Thursday, July 2, 2020

EU and UNICEF partner to prevent malnutrition in children during Covid-19 crisis

The European Union (EU) and UNICEF have expanded their partnership on nutrition to prevent malnutrition in children due to the socio-economic impact of the ongoing Covid-19 crisis.
The socio-economic impact of the Covid-19 crisis has led to many vulnerable families across Nepal, being pushed into deeper poverty and has resulted in more children becoming malnourished. Furthermore, with Female Community Health Volunteers no longer able to regularly visit families to monitor the nutrition and health status of babies, young children and mothers in the Covid-19 physical distancing context, this has also reduced families’ access to health services.
The additional EU contribution of 250,000 euros to the existing joint ‘Partnership for Improved Nutrition’ will support the 'Family MUAC' intervention and empower parents and caretakers to themselves monitor the health of their children. “This contribution will support new interventions enabling parents and caregivers to assess the nutritional situation of their children using a mid-upper arm circumference (MUAC) tape in 308 local governments, across 30 districts,” according to a press note issued jointly by EU and UNICEF. “This will facilitate the early detection and referral of children with acute malnutrition to the nearest Outpatient Therapeutic Care Centres and Nutrition Rehabilitation Centres, while reducing the exposure of Female Community Health Volunteers and the community to the virus,” it reads, adding that the existing Multi-Sector Nutrition Plan (MSNP) volunteers, based in all local governments, will facilitate this new intervention and the contribution will also provide essential supplies such as ready-to-use therapeutic food.
“During the last 10 years, the European Union has supported the government of Nepal to combat malnutrition, with tangible results,” EU ambassador to Nepal Veronica Cody said, adding, “However, the Covid-19 crisis is making this battle more difficult.”
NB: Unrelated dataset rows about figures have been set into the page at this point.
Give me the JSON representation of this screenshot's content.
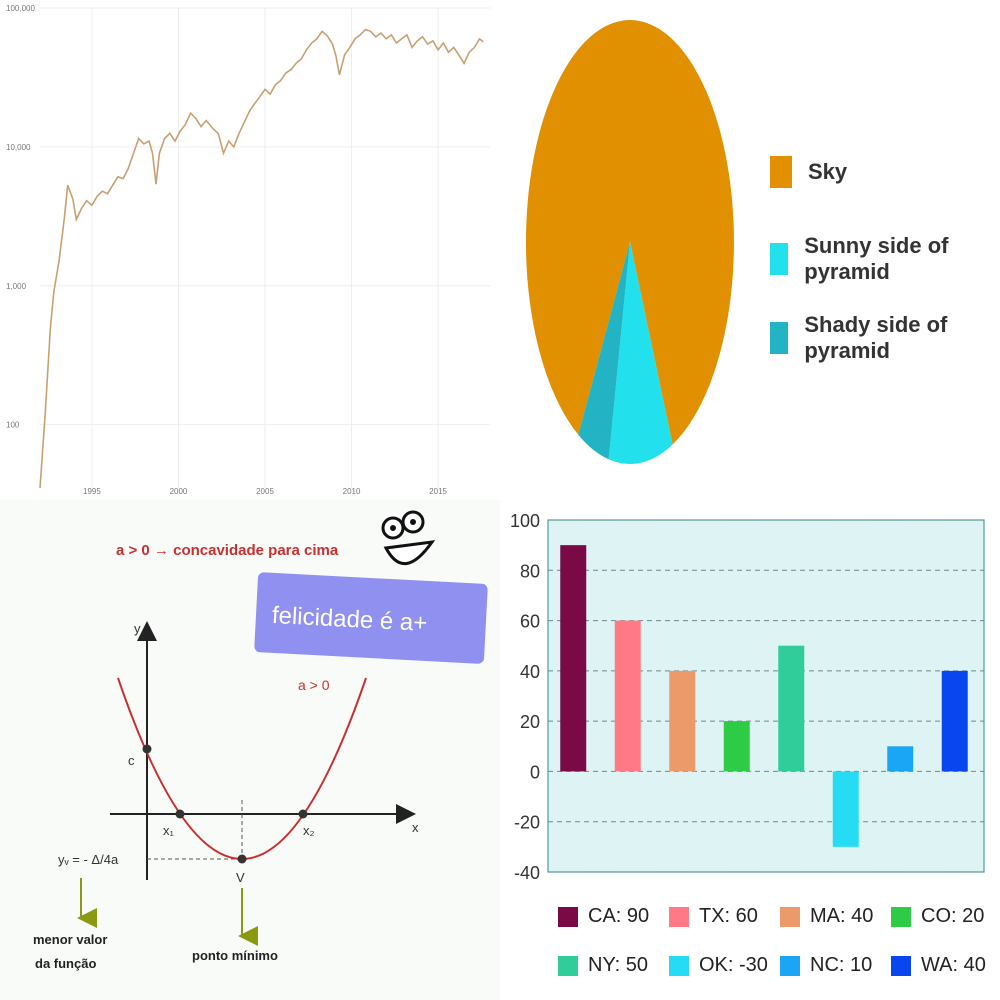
{
  "charts": {
    "line": {
      "type": "line",
      "scale": "log",
      "y_ticks": [
        "100,000",
        "10,000",
        "1,000",
        "100"
      ],
      "y_tick_values": [
        100000,
        10000,
        1000,
        100
      ],
      "x_ticks": [
        "1995",
        "2000",
        "2005",
        "2010",
        "2015"
      ],
      "x_tick_values": [
        1995,
        2000,
        2005,
        2010,
        2015
      ],
      "color": "#c8a070",
      "series": [
        {
          "values": [
            [
              1992.0,
              35
            ],
            [
              1992.3,
              120
            ],
            [
              1992.6,
              500
            ],
            [
              1992.8,
              900
            ],
            [
              1993.1,
              1500
            ],
            [
              1993.4,
              3000
            ],
            [
              1993.6,
              5300
            ],
            [
              1993.9,
              4200
            ],
            [
              1994.1,
              3000
            ],
            [
              1994.4,
              3600
            ],
            [
              1994.7,
              4100
            ],
            [
              1995.0,
              3800
            ],
            [
              1995.3,
              4400
            ],
            [
              1995.6,
              4800
            ],
            [
              1995.9,
              4600
            ],
            [
              1996.2,
              5300
            ],
            [
              1996.5,
              6100
            ],
            [
              1996.8,
              5900
            ],
            [
              1997.1,
              7000
            ],
            [
              1997.4,
              9000
            ],
            [
              1997.7,
              11500
            ],
            [
              1998.0,
              10500
            ],
            [
              1998.3,
              11000
            ],
            [
              1998.5,
              9000
            ],
            [
              1998.7,
              5400
            ],
            [
              1998.9,
              9000
            ],
            [
              1999.2,
              11500
            ],
            [
              1999.5,
              12500
            ],
            [
              1999.8,
              11000
            ],
            [
              2000.1,
              13000
            ],
            [
              2000.4,
              14500
            ],
            [
              2000.7,
              17500
            ],
            [
              2001.0,
              16000
            ],
            [
              2001.3,
              14000
            ],
            [
              2001.6,
              15500
            ],
            [
              2002.0,
              13500
            ],
            [
              2002.3,
              12500
            ],
            [
              2002.6,
              9000
            ],
            [
              2002.9,
              11000
            ],
            [
              2003.2,
              10000
            ],
            [
              2003.5,
              12500
            ],
            [
              2003.8,
              15000
            ],
            [
              2004.1,
              18000
            ],
            [
              2004.4,
              20500
            ],
            [
              2004.7,
              23000
            ],
            [
              2005.0,
              26000
            ],
            [
              2005.3,
              24000
            ],
            [
              2005.6,
              28000
            ],
            [
              2005.9,
              30000
            ],
            [
              2006.2,
              34000
            ],
            [
              2006.5,
              36000
            ],
            [
              2006.8,
              40000
            ],
            [
              2007.1,
              43000
            ],
            [
              2007.4,
              50000
            ],
            [
              2007.7,
              56000
            ],
            [
              2008.0,
              60000
            ],
            [
              2008.3,
              68000
            ],
            [
              2008.6,
              63000
            ],
            [
              2008.9,
              55000
            ],
            [
              2009.1,
              45000
            ],
            [
              2009.3,
              33000
            ],
            [
              2009.6,
              46000
            ],
            [
              2009.9,
              52000
            ],
            [
              2010.2,
              60000
            ],
            [
              2010.5,
              64000
            ],
            [
              2010.8,
              70000
            ],
            [
              2011.1,
              68000
            ],
            [
              2011.4,
              62000
            ],
            [
              2011.7,
              66000
            ],
            [
              2012.0,
              60000
            ],
            [
              2012.3,
              64000
            ],
            [
              2012.6,
              56000
            ],
            [
              2012.9,
              60000
            ],
            [
              2013.2,
              64000
            ],
            [
              2013.5,
              52000
            ],
            [
              2013.8,
              58000
            ],
            [
              2014.1,
              62000
            ],
            [
              2014.4,
              55000
            ],
            [
              2014.7,
              58000
            ],
            [
              2015.0,
              50000
            ],
            [
              2015.3,
              56000
            ],
            [
              2015.6,
              48000
            ],
            [
              2015.9,
              52000
            ],
            [
              2016.2,
              46000
            ],
            [
              2016.5,
              40000
            ],
            [
              2016.8,
              48000
            ],
            [
              2017.1,
              52000
            ],
            [
              2017.4,
              60000
            ],
            [
              2017.6,
              57000
            ]
          ]
        }
      ]
    },
    "pie": {
      "type": "pie",
      "legend_position": "right",
      "slices": [
        {
          "label": "Sky",
          "color": "#e09000",
          "value": 0.85
        },
        {
          "label": "Sunny side of pyramid",
          "color": "#22e0ec",
          "value": 0.1
        },
        {
          "label": "Shady side of pyramid",
          "color": "#22b4c4",
          "value": 0.05
        }
      ]
    },
    "parabola": {
      "type": "diagram",
      "header": "a > 0 → concavidade para cima",
      "sticker": "felicidade é a+",
      "curve_label": "a > 0",
      "axis_x": "x",
      "axis_y": "y",
      "label_c": "c",
      "label_x1": "x₁",
      "label_x2": "x₂",
      "label_yv": "yᵥ = - Δ/4a",
      "label_v": "V",
      "note_left_line1": "menor valor",
      "note_left_line2": "da função",
      "note_right": "ponto mínimo",
      "accent": "#c83030"
    },
    "bar": {
      "type": "bar",
      "ylim": [
        -40,
        100
      ],
      "y_ticks": [
        "100",
        "80",
        "60",
        "40",
        "20",
        "0",
        "-20",
        "-40"
      ],
      "y_tick_values": [
        100,
        80,
        60,
        40,
        20,
        0,
        -20,
        -40
      ],
      "grid": true,
      "legend_position": "bottom",
      "categories": [
        "CA",
        "TX",
        "MA",
        "CO",
        "NY",
        "OK",
        "NC",
        "WA"
      ],
      "values": [
        90,
        60,
        40,
        20,
        50,
        -30,
        10,
        40
      ],
      "colors": [
        "#7a0a46",
        "#ff7a86",
        "#ec9a6a",
        "#2ecb46",
        "#30cc9a",
        "#26dcf4",
        "#1aa6f4",
        "#0a46f0"
      ],
      "legend_labels": [
        "CA: 90",
        "TX: 60",
        "MA: 40",
        "CO: 20",
        "NY: 50",
        "OK: -30",
        "NC: 10",
        "WA: 40"
      ]
    }
  }
}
Through increasing its financial support, the EU wants to send a strong signal to Nepal, the EU is and will be by your side to leave malnutrition behind,” she added.
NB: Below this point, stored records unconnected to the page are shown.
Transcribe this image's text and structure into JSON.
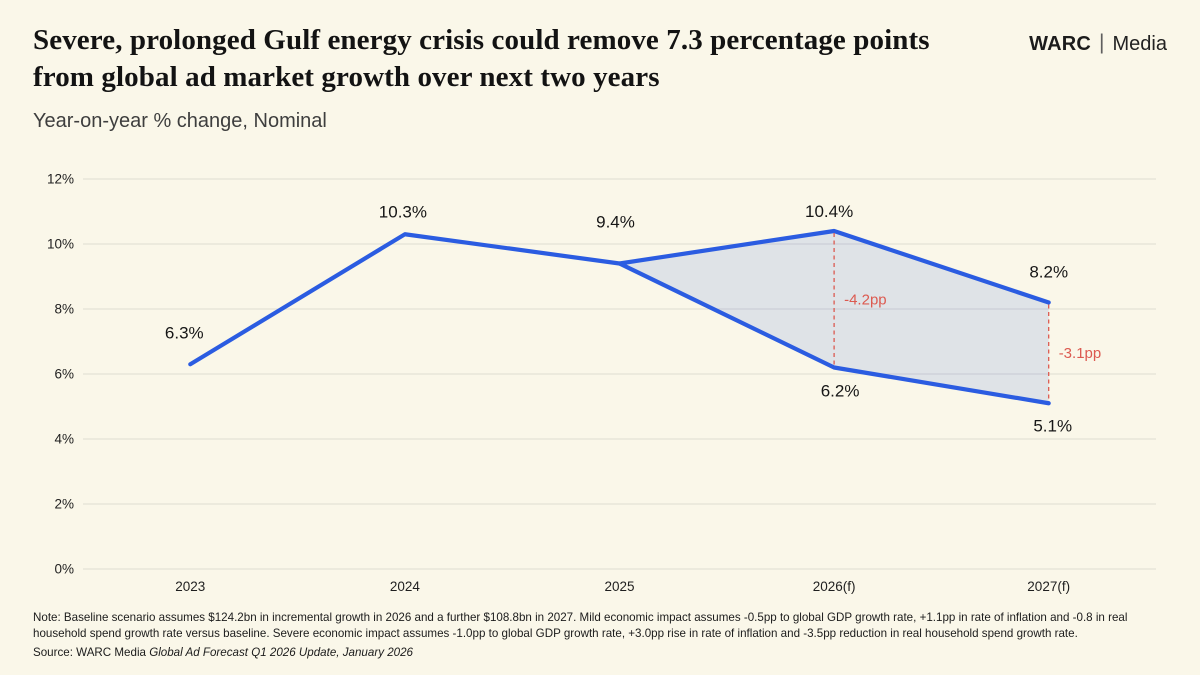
{
  "header": {
    "title": "Severe, prolonged Gulf energy crisis could remove 7.3 percentage points from global ad market growth over next two years",
    "subtitle": "Year-on-year % change, Nominal",
    "brand": {
      "name": "WARC",
      "divider": "|",
      "suffix": "Media"
    }
  },
  "chart_data": {
    "type": "line",
    "title": "Severe, prolonged Gulf energy crisis could remove 7.3 percentage points from global ad market growth over next two years",
    "subtitle": "Year-on-year % change, Nominal",
    "x": [
      "2023",
      "2024",
      "2025",
      "2026(f)",
      "2027(f)"
    ],
    "series": [
      {
        "name": "Baseline scenario",
        "values": [
          6.3,
          10.3,
          9.4,
          10.4,
          8.2
        ]
      },
      {
        "name": "Severe economic impact scenario",
        "values": [
          null,
          null,
          9.4,
          6.2,
          5.1
        ]
      }
    ],
    "data_labels": [
      "6.3%",
      "10.3%",
      "9.4%",
      "10.4%",
      "8.2%",
      "6.2%",
      "5.1%"
    ],
    "annotations": [
      {
        "x_index": 3,
        "label": "-4.2pp"
      },
      {
        "x_index": 4,
        "label": "-3.1pp"
      }
    ],
    "ylim": [
      0,
      12
    ],
    "ytick_step": 2,
    "ytick_suffix": "%",
    "yticks": [
      "0%",
      "2%",
      "4%",
      "6%",
      "8%",
      "10%",
      "12%"
    ],
    "grid": true,
    "legend": false,
    "colors": {
      "line": "#2b5ce1",
      "band_fill": "#2b5ce1",
      "annotation_red": "#dc5a50",
      "gridline": "#e4e1d6"
    }
  },
  "footer": {
    "note": "Note: Baseline scenario assumes $124.2bn in incremental growth in 2026 and a further $108.8bn in 2027. Mild economic impact assumes -0.5pp to global GDP growth rate, +1.1pp in rate of inflation and -0.8 in real household spend growth rate versus baseline. Severe economic impact assumes -1.0pp to global GDP growth rate, +3.0pp rise in rate of inflation and -3.5pp reduction in real household spend growth rate.",
    "source_prefix": "Source: WARC Media ",
    "source_italic": "Global Ad Forecast Q1 2026 Update, January 2026"
  }
}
“Across Nepal, the socio-economic impact of the Covid-19 crisis is putting children’s lives and their futures in jeopardy as progress made on children's nutrition in the last decade is at risk of being reversed as rising numbers of children are facing malnutrition due to loss of household income and resulting food insecurity,” UNICEF representative to Nepal Elke Wisch said, adding that the social and economic loss for Nepal resulting from the deterioration in children’s nutrition status will be felt long after the Covid-19 crisis is over. “The expanded partnership with the European Union is instrumental in addressing the worst deprivations and providing solutions for the most marginalised children.”
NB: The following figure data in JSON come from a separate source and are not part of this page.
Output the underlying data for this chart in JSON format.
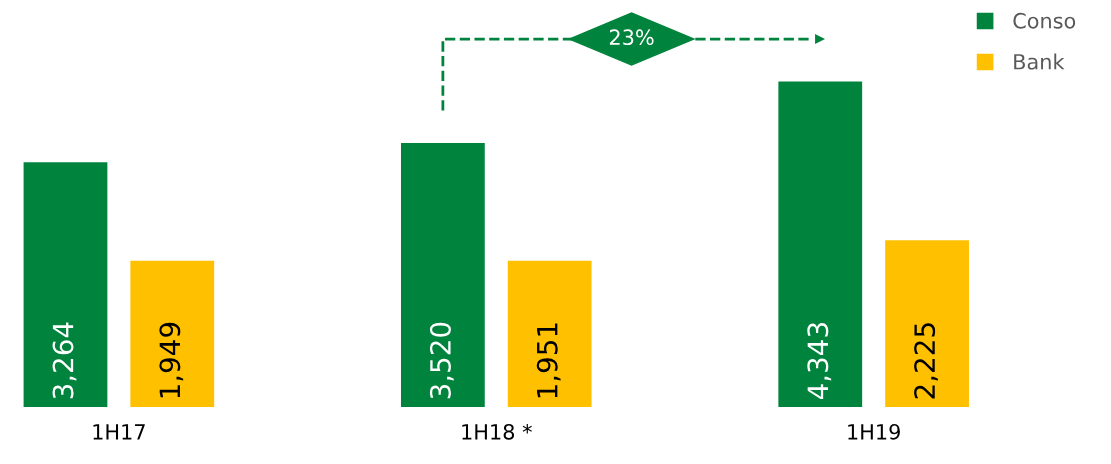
{
  "chart_data": {
    "type": "bar",
    "categories": [
      "1H17",
      "1H18 *",
      "1H19"
    ],
    "series": [
      {
        "name": "Conso",
        "color": "#00843d",
        "values": [
          3264,
          3520,
          4343
        ],
        "value_labels": [
          "3,264",
          "3,520",
          "4,343"
        ]
      },
      {
        "name": "Bank",
        "color": "#ffc000",
        "values": [
          1949,
          1951,
          2225
        ],
        "value_labels": [
          "1,949",
          "1,951",
          "2,225"
        ]
      }
    ],
    "legend": "top right",
    "grid": false,
    "annotations": [
      "23%"
    ]
  }
}
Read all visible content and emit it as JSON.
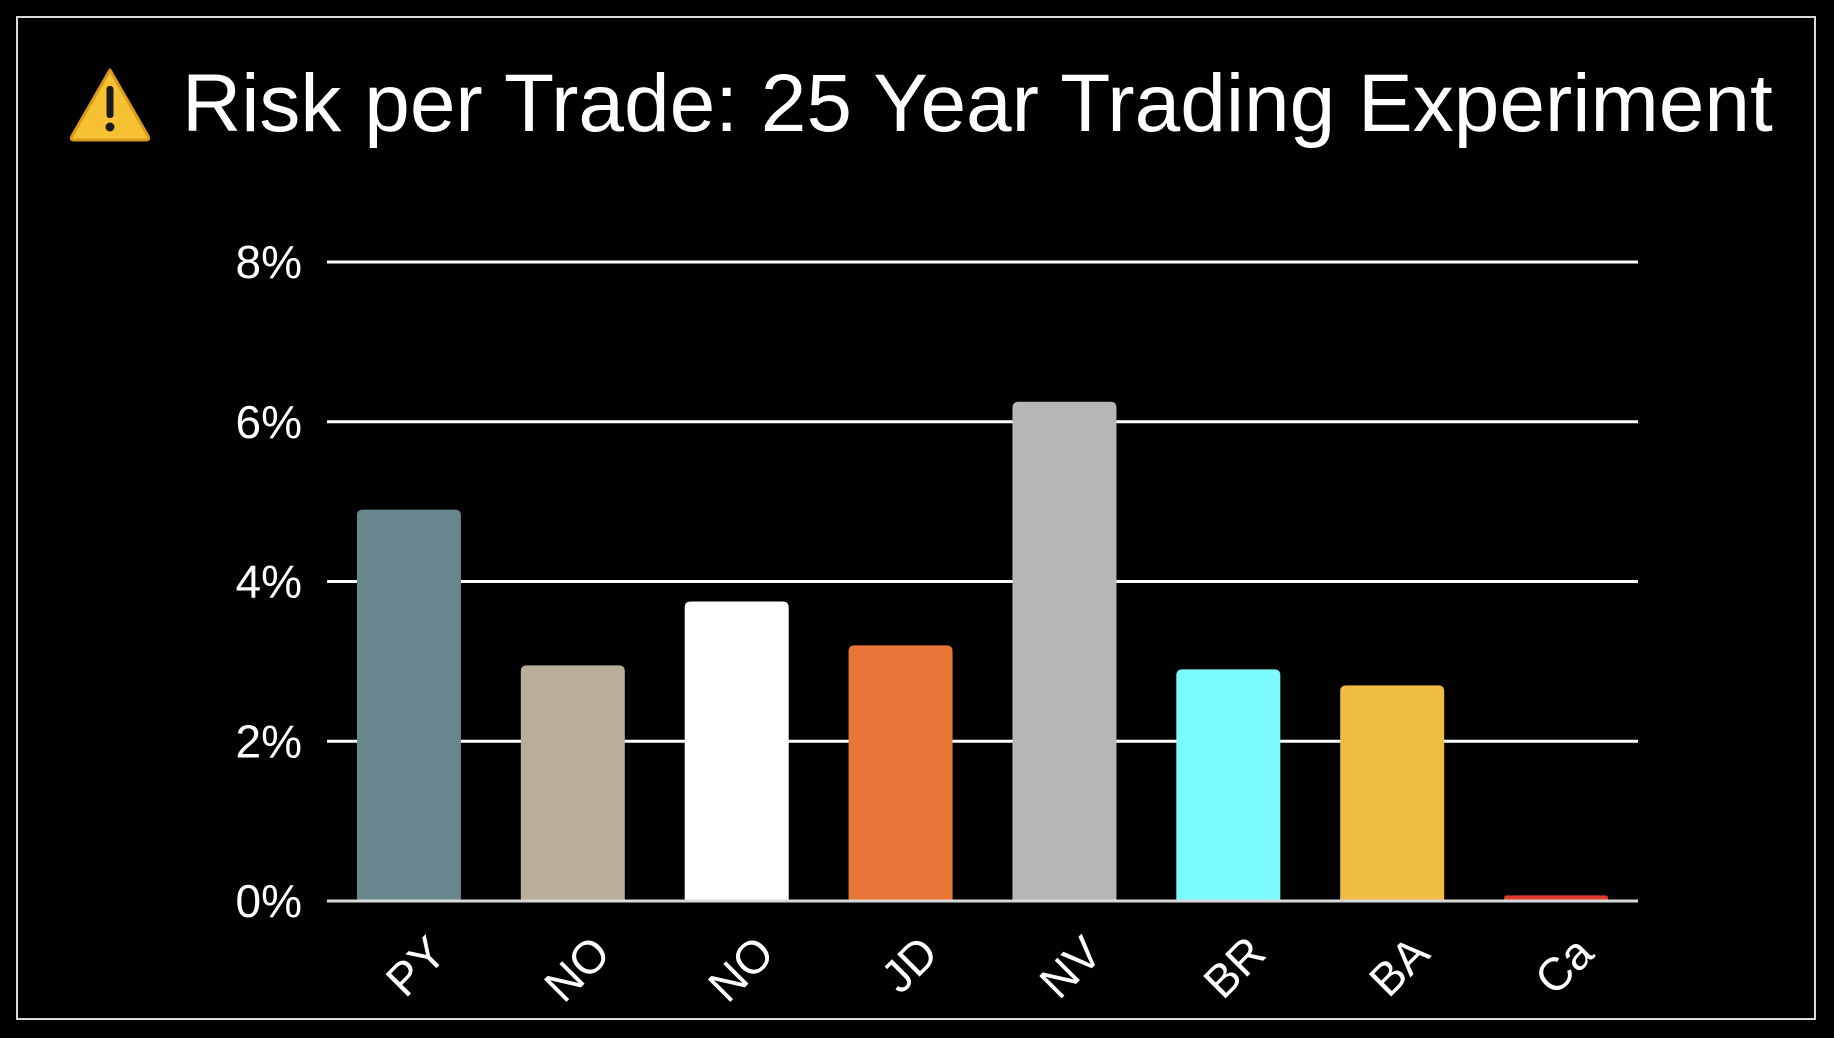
{
  "chart_data": {
    "type": "bar",
    "title": "Risk per Trade: 25 Year Trading Experiment",
    "title_icon": "warning-icon",
    "categories": [
      "PY",
      "NO",
      "NO",
      "JD",
      "NV",
      "BR",
      "BA",
      "Ca"
    ],
    "values": [
      4.9,
      2.95,
      3.75,
      3.2,
      6.25,
      2.9,
      2.7,
      0.07
    ],
    "colors": [
      "#68868d",
      "#b9ae9a",
      "#ffffff",
      "#e87636",
      "#b6b6b6",
      "#7cfbfd",
      "#efbc44",
      "#e03b2e"
    ],
    "ylim": [
      0,
      8
    ],
    "yticks": [
      0,
      2,
      4,
      6,
      8
    ],
    "ytick_labels": [
      "0%",
      "2%",
      "4%",
      "6%",
      "8%"
    ],
    "xlabel": "",
    "ylabel": "",
    "grid": true,
    "legend": "none",
    "background": "#000000",
    "gridline_color": "#ffffff"
  }
}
Since 2016, the European Union and UNICEF have been supporting Nepal to scale up the Multi-Sector Nutrition Plan (MSNP) across the 30 districts that have a high prevalence of maternal and child malnutrition. The key nutrition-specific interventions have included treating malnourished children, protecting, promoting and supporting breastfeeding and providing Vitamin-A and other micro-nutrients. The nutrition-sensitive interventions have included promoting hand washing, management of kitchen gardens, and ending early marriage, as well as supporting the related policies. This latest contribution will be shortly followed by a renewed EU support of 23.35 million euros, which will reinforce the implementation of the MSNP until the end of 2022.